Martin Dewhirst reviews ‘Two Essays’ by Mark Solonin on the Soviet Union and the Second World War

17 January 2021

by Martin Dewhirst

Martin Dewhirst reviews Two Essays: Coming Up From Behind or How the Soviet Union Won the War; If World Domination is the Aim then Strike First!  by Mark Solonin, translated by David Loutit. Independently published, 2021. pp102. ISBN 9 798494 370945. See Amazon.  £6.50.


President Putin’s recent eccentric reinterpretation of his country’s history, plus his instructions to Western leaders and readers on how they should weaken NATO, have reignited interest in the dangers of appeasement, with some pundits trying hard to suggest what the West might do to win time and yet calm down the ageing, ailing and increasingly dangerous Russian leader.  After nearly eight years of war against Ukraine, he is in ever greater peril of going down in history as a loser, the Russian leader who ‘lost’ Ukraine for ever.

Comparisons have been drawn with Western appeasers in the 1930s who hoped that by making concessions to Hitler they were reducing, rather than increasing, the risk of another world war.  In fact, of course, the greatest appeaser of Hitler was none other than Iosif Stalin.  Thanks to the 1939 Nazi-Soviet Pact, Hitler was able to concentrate for some time on attacking much of Western Europe, before recklessly venturing to wage war on two fronts by invading the USSR.

But was not Stalin himself planning to wage war on Germany once he thought the time was ripe?  In the UK an eminent anti-Soviet defector who uses the pen-name ‘Viktor Suvorov’ is perhaps the best-known expert on this subject, which has been addressed more recently by the Russian historian Mark Solonin (now, alas, also having had to leave Russia).  A few months ago I reviewed here what appears to be his first essay to have been published in book form in English.

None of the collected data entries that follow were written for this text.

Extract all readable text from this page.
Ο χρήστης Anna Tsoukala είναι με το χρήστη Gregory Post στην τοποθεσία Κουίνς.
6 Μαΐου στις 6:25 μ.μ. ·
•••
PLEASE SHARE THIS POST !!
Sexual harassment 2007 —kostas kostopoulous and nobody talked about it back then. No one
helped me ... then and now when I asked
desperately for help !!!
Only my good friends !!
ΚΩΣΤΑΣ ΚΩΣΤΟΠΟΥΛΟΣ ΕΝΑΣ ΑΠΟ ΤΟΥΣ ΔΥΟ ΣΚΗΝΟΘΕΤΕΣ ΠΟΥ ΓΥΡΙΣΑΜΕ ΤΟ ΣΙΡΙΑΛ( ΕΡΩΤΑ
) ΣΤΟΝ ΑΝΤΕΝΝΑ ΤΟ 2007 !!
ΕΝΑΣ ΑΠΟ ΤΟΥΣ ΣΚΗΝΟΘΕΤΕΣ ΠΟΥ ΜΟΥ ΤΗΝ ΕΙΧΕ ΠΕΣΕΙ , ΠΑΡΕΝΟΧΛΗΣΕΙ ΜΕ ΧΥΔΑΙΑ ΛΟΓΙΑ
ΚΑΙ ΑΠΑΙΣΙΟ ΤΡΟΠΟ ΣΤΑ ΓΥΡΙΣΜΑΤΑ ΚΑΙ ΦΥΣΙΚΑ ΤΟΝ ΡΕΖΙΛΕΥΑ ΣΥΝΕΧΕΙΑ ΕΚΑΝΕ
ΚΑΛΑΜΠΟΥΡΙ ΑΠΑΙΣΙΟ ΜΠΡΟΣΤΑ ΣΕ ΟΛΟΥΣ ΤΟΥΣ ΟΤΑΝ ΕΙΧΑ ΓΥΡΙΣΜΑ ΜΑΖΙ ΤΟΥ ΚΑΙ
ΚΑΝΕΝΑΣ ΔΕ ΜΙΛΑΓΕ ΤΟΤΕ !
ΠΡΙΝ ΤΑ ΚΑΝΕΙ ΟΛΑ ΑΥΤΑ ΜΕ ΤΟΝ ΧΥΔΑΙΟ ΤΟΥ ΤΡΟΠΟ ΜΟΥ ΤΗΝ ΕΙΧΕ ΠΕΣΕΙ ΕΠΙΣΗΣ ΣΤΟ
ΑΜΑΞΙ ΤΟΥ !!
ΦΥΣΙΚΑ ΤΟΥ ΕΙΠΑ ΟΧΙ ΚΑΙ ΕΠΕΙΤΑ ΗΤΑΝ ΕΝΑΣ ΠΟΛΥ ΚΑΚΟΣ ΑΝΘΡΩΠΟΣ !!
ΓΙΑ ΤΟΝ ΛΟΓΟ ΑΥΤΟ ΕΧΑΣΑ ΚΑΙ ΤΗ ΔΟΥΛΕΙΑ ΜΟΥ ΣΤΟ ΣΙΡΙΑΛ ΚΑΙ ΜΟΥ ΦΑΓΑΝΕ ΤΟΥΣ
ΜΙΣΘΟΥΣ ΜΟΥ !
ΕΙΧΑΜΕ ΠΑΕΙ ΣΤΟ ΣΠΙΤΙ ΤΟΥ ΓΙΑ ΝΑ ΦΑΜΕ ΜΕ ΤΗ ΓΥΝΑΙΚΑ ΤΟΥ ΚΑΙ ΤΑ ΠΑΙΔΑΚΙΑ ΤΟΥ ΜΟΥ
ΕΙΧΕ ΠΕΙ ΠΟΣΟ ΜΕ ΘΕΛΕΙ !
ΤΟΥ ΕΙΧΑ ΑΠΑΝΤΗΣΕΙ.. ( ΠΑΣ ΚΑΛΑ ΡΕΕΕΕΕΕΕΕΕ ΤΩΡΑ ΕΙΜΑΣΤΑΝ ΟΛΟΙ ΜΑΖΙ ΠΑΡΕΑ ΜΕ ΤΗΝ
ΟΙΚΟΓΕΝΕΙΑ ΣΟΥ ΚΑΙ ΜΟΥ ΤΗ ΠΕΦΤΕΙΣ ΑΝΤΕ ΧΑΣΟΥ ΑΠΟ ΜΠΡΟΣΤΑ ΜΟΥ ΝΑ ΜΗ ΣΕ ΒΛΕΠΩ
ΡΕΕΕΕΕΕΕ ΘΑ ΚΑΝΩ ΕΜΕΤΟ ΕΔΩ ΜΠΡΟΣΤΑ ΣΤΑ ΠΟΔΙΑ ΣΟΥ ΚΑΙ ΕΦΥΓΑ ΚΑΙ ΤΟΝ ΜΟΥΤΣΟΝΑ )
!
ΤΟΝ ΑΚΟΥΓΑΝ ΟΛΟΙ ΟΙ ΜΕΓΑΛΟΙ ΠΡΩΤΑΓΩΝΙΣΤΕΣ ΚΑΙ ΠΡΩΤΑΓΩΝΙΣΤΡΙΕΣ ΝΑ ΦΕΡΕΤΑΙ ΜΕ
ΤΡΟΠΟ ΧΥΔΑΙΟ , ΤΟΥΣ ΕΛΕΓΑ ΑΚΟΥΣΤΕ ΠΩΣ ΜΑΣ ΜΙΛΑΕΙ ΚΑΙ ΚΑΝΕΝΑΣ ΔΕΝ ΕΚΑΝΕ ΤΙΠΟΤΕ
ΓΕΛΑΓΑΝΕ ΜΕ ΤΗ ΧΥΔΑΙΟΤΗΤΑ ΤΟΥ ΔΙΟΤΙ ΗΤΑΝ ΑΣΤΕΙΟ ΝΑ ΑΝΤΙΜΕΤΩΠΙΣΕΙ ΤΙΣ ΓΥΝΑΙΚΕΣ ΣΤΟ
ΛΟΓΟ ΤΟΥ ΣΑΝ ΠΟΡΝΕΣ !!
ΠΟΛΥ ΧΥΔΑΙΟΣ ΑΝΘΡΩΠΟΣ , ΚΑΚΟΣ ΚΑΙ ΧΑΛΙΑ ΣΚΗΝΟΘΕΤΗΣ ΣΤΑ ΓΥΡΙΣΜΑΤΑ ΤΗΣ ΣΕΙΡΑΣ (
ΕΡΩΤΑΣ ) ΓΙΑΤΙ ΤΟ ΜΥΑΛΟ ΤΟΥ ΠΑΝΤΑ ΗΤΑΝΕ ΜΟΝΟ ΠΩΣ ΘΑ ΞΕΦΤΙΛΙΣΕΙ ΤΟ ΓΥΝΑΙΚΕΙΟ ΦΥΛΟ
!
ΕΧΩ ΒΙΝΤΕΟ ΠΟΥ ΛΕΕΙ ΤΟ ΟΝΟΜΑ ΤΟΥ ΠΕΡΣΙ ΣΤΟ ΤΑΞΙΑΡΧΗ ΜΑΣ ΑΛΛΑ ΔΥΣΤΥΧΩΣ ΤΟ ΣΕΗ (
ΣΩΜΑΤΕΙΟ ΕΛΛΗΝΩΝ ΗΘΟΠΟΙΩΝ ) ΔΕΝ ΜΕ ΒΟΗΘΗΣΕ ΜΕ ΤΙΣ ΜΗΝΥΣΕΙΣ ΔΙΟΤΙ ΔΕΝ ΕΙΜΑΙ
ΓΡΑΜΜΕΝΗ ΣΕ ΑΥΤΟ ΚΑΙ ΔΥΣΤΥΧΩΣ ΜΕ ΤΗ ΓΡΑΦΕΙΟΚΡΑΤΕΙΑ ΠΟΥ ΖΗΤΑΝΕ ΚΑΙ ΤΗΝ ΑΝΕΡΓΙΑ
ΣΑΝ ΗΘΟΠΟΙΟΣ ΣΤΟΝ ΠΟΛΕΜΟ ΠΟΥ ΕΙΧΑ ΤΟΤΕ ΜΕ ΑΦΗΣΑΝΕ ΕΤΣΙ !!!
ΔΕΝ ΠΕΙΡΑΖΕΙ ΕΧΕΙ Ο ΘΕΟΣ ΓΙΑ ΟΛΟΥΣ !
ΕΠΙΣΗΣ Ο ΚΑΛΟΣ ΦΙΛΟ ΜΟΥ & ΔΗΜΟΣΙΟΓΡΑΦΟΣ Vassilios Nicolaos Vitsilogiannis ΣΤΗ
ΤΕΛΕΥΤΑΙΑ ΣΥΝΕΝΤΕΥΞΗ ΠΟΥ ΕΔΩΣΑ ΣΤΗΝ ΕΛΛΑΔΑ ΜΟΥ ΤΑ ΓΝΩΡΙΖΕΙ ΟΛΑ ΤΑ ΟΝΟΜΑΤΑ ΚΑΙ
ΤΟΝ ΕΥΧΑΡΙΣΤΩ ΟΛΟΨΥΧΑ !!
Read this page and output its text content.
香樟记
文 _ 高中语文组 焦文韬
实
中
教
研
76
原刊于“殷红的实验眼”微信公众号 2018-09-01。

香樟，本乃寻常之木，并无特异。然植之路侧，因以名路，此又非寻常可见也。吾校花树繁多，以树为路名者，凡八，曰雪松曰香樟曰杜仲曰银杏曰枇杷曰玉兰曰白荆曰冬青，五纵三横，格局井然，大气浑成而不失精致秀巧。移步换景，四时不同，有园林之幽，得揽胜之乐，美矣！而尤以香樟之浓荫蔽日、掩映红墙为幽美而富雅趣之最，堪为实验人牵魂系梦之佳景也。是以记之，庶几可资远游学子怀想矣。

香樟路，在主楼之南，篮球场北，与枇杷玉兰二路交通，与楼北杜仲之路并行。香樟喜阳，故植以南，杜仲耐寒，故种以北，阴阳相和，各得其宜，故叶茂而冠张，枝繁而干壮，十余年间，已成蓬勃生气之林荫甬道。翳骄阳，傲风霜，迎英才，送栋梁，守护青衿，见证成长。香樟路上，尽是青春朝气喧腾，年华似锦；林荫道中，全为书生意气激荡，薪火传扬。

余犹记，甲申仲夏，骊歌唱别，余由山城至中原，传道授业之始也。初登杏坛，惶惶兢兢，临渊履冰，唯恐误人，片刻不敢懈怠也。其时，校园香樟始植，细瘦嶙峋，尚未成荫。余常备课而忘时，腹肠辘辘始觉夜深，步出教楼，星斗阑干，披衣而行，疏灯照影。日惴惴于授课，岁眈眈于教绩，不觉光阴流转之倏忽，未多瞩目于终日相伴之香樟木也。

The good news is that he seems to have found a committed translator who has just released two more works by Solonin which have recently become much more relevant than when they originally came out in Russian.

The first is not about ‘why’, but about ‘how’ the USSR helped much of the rest of the world to defeat Nazi Germany.  Naturally, this is in part because of the Nazi leadership’s own mistakes. The invaders of the USSR could, for instance, have reached Moscow rather more quickly in 1941, but for some strange reason decided to take their time (p.6).  Moreover, the invaders, on the whole, maltreated those they occupied on their way towards the Russian capital so badly that they inevitably and counter-productively provoked more resistance than an even slightly more intelligent approach would have done (pp.10-11).  And then, of course, there was the extremely generous Western Lend-Lease programme, which originated as far back as in January 1941 (pp.14-15).  According to Solonin, Stalin had three options when the Nazi-Soviet war began in June of that year: surrender, fight back, or agree to a sort of re-run of the 1918 Treaty of Brest-Litovsk: win time by handing over European Russia to Hitler and establishing a diminished USSR in the Urals, Siberia and Far East (perhaps, I might provocatively add, allowing Hitler to take Perm’, but not Sverdlovsk).  This may be fantasy, but it could explain the West’s continuing extraordinarily generous Lend-Lease strategy (pp.38-42), without which Hitler might well have won.  Soviet losses in the Great Fatherland (or Patriotic) War were colossal and at least some of those who were killed are compared here to the men who shouted “Caesar, those who are about to die salute you!” (p.46). At a ceremony in Moscow just after the end of the war, ‘25 toasts were raised – not one to the fallen’ (p. 47).

The second essay here, ‘Strike First!’, provides additional support for Suvorov’s book Icebreaker: Who Started the Second World War?  Was Soviet strategy defensive, offensive, or both?  See especially pp. 78-81, 83, 86, 88 and 93-96.  Here is an example: ‘…the Red Army High Command never had (at least from 1936, […]) a truly defensive plan, and never had any other intention but to carry out a large-scale offensive outside the USSR.  It was never intended that the enemy would be given the advantage of a first strike. The starting point of operations in each and every one of these Great [Soviet] Plans is always the advance of our [Soviet] forces and never an invasion by the enemy’ (p.95).

Solonin concludes by suggesting that ‘Stalin’s empire did not know or acknowledge the rule of law, only unwritten understandings’ (p.99).  Putin also operates via ponyatiya (understandings). The West, on the whole, seems to find it even more difficult to understand his understandings than it was to understand Stalin’s. This little book is, or should be, a great help.